Keeping the cash you’ve deposited in a bank account isn’t easy to do in bankruptcy. Any cash or money you have in the bank on the day you file for bankruptcy becomes property of the bankruptcy estate, and keeping it will depend primarily on your state’s exemption laws.
If you don’t want the trustee to take your cash or money in the bank, you must be able to exempt those funds. Each state has its own set of bankruptcy exemptions that vary greatly depending on where you live. In most cases, you’ll have to use a wildcard exemption to protect cash or bank accounts. Unfortunately, not many states offer a wildcard exemption. If your state does not have a wildcard exemption, look for any exemptions specifically designed to protect bank accounts or the source of the funds in the account.
If you can’t exempt all of your cash or bank account funds, you can spend the money on necessities such as food, rent, or gas before filing your case. Reorganizing your assets to take full advantage of your exemptions is commonly referred to as prebankruptcy planning. Be aware that while courts allow debtors to engage in a reasonable amount of exemption planning, excessive or systematic spending or conversion of assets can lead to allegations of bankruptcy fraud.
Learn more about protecting your bank account in bankruptcy.
Cash in a bank account is one of the first types of assets a Chapter 7 bankruptcy trustee will look for when you file for bankruptcy. Why? Most states don’t allow filers to protect much cash in a bank account—and it’s easy to find. The trustee will likely ask you for a bank statement reflecting the balance on the filing date. And, the trustee won’t be swayed by an argument that you have outstanding checks or automatic withdrawals. You’ll have to turn over any amount you can’t protect with an exemption.
In Chapter 7, the trustee will distribute nonexempt cash in a bank account—along with any sales proceeds derived from other nonexempt property—to your creditors. You’ll want to review your state’s bankruptcy exemptions carefully to make sure you can exempt all of your money before filing your case. Or, as discussed above, be sure to use bank account funds before you file on necessary items, like food, rent, and utilities. Finally, keep in mind that wages you earn after filing for Chapter 7 aren’t part of the bankruptcy estate, so they aren’t at risk of being lost.
Learn more about your property in Chapter 7 bankruptcy.
People who have a large amount of cash on hand, money in a bank account, or funds in a nonexempt investment account often don’t benefit from filing for Chapter 13 bankruptcy.
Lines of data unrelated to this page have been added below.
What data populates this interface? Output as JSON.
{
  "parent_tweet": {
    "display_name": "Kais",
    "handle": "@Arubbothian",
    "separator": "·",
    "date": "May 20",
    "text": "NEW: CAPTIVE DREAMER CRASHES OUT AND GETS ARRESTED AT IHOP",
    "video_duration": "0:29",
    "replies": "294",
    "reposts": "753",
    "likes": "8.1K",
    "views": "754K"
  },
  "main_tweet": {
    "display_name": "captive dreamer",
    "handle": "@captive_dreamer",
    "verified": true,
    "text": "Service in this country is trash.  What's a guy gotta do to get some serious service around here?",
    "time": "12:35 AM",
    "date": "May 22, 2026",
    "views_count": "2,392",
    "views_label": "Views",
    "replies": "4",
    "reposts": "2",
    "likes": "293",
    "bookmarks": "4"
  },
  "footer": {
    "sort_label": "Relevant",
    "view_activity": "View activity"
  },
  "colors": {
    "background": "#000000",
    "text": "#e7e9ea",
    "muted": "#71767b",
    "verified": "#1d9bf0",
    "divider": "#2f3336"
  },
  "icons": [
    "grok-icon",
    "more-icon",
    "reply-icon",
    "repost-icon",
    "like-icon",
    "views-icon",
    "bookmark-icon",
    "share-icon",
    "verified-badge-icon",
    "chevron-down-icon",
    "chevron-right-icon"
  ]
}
Why? Because filers must pay creditors an amount equal to the value of any property they can’t protect with an exemption through the Chapter 13 repayment plan. This rule ensures that creditors get at least as much in a Chapter 13 case as they would get in a Chapter 7 case. So a debtor with $10,000 in nonexempt cash and deposit accounts would pay at least $10,000 to creditors (minus the trustee fee) in both Chapter 7 and Chapter 13.
Certain assets (such as Social Security benefits) are exempt under federal law. In most cases, the bankruptcy trustee can’t go after that money to satisfy your creditors. However, be aware that you must be able to trace the source of the funds to show they are exempt.
If you commingle exempt funds with nonexempt money, it will be hard, if not impossible, to protect the funds in bankruptcy. By contrast, if you have a separate account for exempt funds, showing the exempt source won’t be a problem.